Al-Mar’atushholihah artinya pengasuh yang baik, yakni mereka yang memiliki kompetensi minimal pengasuhan.

Itulah kenapa pada tugas ini saya tuliskan setiap harinya dengan tulisan yang super pendek dan singkat serta sederhana (kadang enggak nyambung) dibandingkan tantangan game yang sebelum-sebelumnya. Sebab : saya sendiri masih berjibaku dengan urusan rapi-rapi finansial. Ditambah usia anak memang masih belum cukup- di bawah 5 tahun, dimana yang saya yakini, konsep finansial belum terlalu penting dan urgen untuk dikenalkan.
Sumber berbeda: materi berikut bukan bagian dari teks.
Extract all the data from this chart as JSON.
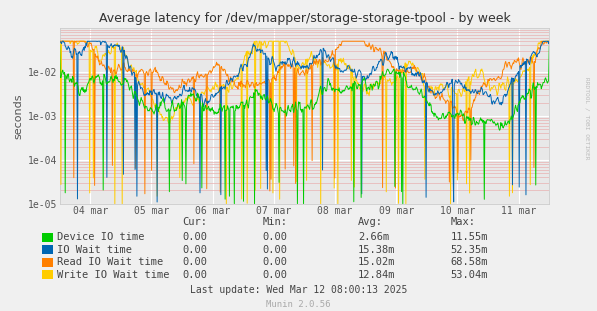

Adapun konsep utama seperti rasa syukur, infaq, sedekah penting dikenalkan dibandingkan dengan mengenalkan nilai, fungsi dan nominal uang itu sendiri. Itu hanya opini saya semata.

Bagaimana perjalanan melewati tantangan ke-8?

Saya memulai dari tanggal 19 yang saya laporkan di tanggal 20. Sesuai dengan slide, walaupun ternyata salah tanggal, seharusnya start 21. Itulah kenapa saya enggak bisa mengubahnya.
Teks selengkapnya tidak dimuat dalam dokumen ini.